LS: This is a great question. I actually find zero-proof beverages to be more challenging. Wine grapes and styles have been paired with certain foods for such a long time that the basics are becoming relatively common knowledge. Cocktails have seen a renaissance by recreating and riffing on classics. When we develop wine and spirits programs, we stand on the shoulders of those who have gone before us, and further their ideas, albeit in our own way. When it comes to non-alcoholic beverages, though, innovation has most definitely not reached the same level. There just simply have not been that many people who have championed the zero-proof craft beverage movement. Fortunately, this does open up a huge opportunity for those willing to forge the path. Through the garden. Or the forest. Or the sea. Or wherever their vision takes them!

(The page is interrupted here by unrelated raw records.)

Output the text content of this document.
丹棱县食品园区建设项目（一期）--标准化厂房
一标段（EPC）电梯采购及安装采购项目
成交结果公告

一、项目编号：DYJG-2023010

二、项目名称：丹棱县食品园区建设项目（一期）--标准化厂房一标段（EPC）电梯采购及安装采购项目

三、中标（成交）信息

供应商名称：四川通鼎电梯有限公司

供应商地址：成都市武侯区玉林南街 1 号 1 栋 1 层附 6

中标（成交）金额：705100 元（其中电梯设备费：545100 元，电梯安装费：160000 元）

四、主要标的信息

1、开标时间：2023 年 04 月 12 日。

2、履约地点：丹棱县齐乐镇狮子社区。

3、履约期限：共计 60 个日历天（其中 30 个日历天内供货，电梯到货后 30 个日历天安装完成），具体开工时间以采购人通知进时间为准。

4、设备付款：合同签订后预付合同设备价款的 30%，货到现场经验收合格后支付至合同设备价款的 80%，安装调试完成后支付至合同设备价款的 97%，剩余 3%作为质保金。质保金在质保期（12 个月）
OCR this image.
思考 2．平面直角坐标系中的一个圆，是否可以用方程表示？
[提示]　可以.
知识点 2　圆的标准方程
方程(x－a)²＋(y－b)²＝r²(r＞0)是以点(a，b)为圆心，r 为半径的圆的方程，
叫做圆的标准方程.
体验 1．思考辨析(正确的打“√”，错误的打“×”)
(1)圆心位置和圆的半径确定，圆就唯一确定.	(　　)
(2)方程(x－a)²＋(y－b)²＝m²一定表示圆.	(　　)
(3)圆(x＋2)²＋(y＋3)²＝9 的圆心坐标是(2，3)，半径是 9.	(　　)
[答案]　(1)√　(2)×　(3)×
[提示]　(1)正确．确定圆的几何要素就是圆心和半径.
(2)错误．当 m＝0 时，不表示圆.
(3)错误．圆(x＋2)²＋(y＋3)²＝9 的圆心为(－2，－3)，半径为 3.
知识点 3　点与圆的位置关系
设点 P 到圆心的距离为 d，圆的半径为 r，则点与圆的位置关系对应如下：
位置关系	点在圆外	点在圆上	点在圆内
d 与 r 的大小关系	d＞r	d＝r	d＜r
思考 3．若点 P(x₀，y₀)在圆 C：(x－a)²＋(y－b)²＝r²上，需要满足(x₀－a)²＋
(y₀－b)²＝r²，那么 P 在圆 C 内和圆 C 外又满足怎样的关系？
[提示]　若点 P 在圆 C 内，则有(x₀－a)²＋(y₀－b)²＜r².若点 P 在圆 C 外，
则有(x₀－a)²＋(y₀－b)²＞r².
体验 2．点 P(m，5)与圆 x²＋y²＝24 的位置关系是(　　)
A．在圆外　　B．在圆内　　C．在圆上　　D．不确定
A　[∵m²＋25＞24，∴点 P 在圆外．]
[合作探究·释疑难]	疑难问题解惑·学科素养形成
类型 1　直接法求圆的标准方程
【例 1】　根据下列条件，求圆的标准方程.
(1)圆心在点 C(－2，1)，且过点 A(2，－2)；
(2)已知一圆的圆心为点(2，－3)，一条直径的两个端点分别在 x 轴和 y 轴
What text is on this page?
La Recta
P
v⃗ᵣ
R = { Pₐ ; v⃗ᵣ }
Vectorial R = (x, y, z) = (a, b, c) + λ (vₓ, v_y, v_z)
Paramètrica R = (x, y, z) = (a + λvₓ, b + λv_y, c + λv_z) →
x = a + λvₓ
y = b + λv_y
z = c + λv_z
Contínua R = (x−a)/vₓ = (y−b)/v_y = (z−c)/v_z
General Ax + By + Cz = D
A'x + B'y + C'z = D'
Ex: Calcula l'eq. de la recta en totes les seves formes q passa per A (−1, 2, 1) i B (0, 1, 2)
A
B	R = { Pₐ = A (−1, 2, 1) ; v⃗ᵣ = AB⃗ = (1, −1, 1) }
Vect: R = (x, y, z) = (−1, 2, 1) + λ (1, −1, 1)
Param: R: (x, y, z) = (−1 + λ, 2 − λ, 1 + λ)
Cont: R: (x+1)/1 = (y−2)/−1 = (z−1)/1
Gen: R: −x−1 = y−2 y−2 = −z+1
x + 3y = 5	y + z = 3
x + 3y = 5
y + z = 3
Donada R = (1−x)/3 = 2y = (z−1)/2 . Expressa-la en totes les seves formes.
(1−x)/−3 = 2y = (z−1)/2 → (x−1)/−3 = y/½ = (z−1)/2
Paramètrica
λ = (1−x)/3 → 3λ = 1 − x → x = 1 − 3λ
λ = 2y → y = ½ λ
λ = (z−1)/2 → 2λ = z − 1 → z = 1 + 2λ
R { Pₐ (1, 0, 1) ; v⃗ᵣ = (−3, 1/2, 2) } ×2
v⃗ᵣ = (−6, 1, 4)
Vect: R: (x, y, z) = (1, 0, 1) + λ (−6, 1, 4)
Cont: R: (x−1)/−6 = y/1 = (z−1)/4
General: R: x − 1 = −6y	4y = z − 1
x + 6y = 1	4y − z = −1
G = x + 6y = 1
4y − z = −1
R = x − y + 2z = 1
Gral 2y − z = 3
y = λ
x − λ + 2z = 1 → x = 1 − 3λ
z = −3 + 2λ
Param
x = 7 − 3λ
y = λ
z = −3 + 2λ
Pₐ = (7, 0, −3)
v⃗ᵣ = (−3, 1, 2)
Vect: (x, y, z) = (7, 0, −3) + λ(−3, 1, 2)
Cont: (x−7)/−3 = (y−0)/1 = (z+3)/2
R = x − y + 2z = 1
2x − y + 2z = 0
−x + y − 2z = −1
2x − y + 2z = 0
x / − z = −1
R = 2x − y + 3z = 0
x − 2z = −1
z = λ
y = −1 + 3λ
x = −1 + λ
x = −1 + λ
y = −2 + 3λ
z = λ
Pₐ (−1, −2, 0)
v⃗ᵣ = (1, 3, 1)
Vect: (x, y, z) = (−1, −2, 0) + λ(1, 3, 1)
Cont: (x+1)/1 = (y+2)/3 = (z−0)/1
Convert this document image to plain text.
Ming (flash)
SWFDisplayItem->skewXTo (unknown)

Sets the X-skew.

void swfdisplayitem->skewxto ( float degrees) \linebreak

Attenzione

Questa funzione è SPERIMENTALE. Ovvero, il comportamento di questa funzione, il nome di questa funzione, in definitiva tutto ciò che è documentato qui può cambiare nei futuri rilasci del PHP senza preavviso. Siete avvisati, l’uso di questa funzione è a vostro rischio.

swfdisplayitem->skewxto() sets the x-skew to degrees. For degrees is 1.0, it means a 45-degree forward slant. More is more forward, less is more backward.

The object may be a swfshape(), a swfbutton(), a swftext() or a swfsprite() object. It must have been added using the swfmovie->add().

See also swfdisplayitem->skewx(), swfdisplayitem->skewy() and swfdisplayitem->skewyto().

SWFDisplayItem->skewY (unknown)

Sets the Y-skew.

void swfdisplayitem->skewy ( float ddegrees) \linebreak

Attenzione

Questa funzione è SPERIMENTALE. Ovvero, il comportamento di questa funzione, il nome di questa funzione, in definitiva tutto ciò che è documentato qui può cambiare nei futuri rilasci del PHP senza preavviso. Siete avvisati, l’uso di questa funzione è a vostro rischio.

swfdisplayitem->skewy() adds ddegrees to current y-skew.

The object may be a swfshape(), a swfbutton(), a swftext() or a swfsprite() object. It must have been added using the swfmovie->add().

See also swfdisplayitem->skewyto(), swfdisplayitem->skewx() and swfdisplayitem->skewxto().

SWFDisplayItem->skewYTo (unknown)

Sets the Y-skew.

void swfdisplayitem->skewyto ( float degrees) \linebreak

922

TCG: What unique advantages or possibilities do zero-proof drinks have compared with alcoholic ones?

LS:  Well, the obvious advantage to zero-proof drinks you can try all ten on a menu and not fall out of your chair! Some chefs hold the belief that strong spirits dull the taste buds and olfactory senses, thus diminishing the overall dining experience. Zero-proof beverages would be just the opposite, used as a tool to further enhance the dining experience. For me, the advantage is in the challenge! The red-headed ‘Shirley Temples’ of the bar have now been brought to the forefront, and these purposefully-crafted drinks have been a way to further hone my craft, flex my creative muscles, and continue learning. Every day.